ちなみに東堂は、灯たちが試験でごたごたしている間にフカミの町へと戻っていた。
「また明日……か何日か後にはダンジョン潜りかー」
「詩織。そうは言うが、それ以外にすることはあるか?」
「だよねー。いや、別に嫌ってわけじゃないんだけれどね」
「それなんだけれど、一つ提案があるのよね」
忍と詩織の会話を聞いてきたアリシアが、ここで口を挟んできた。
「提案? なんでしょう?」
「折角なんだから、個別で技を磨くようなことができないかなと思ってね」
「個別で、か」
アリシアの提案を聞いた忍が、何かを考えるような顔になってうつむいた。
変化があったのは忍だけではなく、詩織や灯も似たような表情になっているので、それぞれに思うところはあるようだった。
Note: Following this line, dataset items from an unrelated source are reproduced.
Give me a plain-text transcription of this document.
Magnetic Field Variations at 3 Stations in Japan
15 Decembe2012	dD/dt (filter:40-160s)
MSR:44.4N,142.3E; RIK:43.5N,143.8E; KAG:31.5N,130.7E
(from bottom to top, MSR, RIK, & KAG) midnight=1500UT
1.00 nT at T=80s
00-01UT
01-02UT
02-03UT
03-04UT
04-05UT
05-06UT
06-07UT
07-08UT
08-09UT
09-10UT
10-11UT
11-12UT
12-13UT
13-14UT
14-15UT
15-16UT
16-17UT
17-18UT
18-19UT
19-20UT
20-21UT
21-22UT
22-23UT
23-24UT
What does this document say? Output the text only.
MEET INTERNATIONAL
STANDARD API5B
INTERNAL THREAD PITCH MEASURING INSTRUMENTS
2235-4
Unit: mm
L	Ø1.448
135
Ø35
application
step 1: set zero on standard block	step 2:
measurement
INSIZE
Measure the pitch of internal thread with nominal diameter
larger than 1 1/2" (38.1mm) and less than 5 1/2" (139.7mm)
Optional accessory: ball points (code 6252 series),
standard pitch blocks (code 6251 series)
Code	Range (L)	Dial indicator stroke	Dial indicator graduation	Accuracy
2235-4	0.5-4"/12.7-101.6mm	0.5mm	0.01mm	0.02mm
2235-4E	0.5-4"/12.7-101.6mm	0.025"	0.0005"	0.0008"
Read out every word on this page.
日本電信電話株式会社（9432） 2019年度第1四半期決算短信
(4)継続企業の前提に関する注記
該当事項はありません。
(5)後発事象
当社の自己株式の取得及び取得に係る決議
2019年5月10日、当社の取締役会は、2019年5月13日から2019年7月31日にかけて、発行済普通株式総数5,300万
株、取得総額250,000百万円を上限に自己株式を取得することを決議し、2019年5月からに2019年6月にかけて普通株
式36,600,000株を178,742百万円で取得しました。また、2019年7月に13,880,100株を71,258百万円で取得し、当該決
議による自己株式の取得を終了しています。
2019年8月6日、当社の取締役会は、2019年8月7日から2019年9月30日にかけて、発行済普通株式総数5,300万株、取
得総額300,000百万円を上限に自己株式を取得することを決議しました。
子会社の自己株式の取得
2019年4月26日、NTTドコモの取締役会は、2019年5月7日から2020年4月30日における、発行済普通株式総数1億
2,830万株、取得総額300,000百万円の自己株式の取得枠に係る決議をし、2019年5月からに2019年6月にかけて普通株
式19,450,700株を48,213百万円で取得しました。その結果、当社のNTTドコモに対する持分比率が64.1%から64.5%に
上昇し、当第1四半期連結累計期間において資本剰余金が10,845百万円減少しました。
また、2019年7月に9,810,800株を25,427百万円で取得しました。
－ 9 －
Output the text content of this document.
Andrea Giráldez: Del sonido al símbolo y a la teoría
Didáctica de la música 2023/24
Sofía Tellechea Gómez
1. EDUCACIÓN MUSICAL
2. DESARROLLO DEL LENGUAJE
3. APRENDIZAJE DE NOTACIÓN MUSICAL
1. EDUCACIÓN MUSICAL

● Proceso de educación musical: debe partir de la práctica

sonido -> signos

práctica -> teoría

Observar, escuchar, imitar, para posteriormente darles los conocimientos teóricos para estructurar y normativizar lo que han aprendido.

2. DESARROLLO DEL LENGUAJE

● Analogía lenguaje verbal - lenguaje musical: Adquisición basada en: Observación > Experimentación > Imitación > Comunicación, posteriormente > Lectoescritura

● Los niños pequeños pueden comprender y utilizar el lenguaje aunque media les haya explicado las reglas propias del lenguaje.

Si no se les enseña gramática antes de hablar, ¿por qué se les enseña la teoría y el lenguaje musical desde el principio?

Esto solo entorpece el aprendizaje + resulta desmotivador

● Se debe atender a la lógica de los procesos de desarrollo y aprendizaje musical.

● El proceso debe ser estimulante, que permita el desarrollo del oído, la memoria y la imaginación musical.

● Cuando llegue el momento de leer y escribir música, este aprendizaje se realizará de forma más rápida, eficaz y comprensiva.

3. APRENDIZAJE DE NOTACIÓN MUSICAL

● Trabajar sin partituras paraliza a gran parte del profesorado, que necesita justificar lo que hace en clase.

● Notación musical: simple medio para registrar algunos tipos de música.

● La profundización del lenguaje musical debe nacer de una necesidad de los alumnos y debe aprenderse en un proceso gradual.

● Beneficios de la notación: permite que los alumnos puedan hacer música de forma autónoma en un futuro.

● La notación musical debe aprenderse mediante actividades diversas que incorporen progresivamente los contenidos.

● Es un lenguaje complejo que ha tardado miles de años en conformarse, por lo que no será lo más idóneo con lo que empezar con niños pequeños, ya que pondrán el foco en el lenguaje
「これは……歩きながらではなく、きちんと落ち着いてから考えるべきことかな?」
「そのようだな。よし。宿に落ち着いてからしっかりと考えようか」
「「「賛成」」」
忍の言葉に他の三人が同意する。
そしてその様子を傍で見ていた伸広は、特に口を挟まず彼女たちがどんな選択をするのか興味深げに見守っているのであった。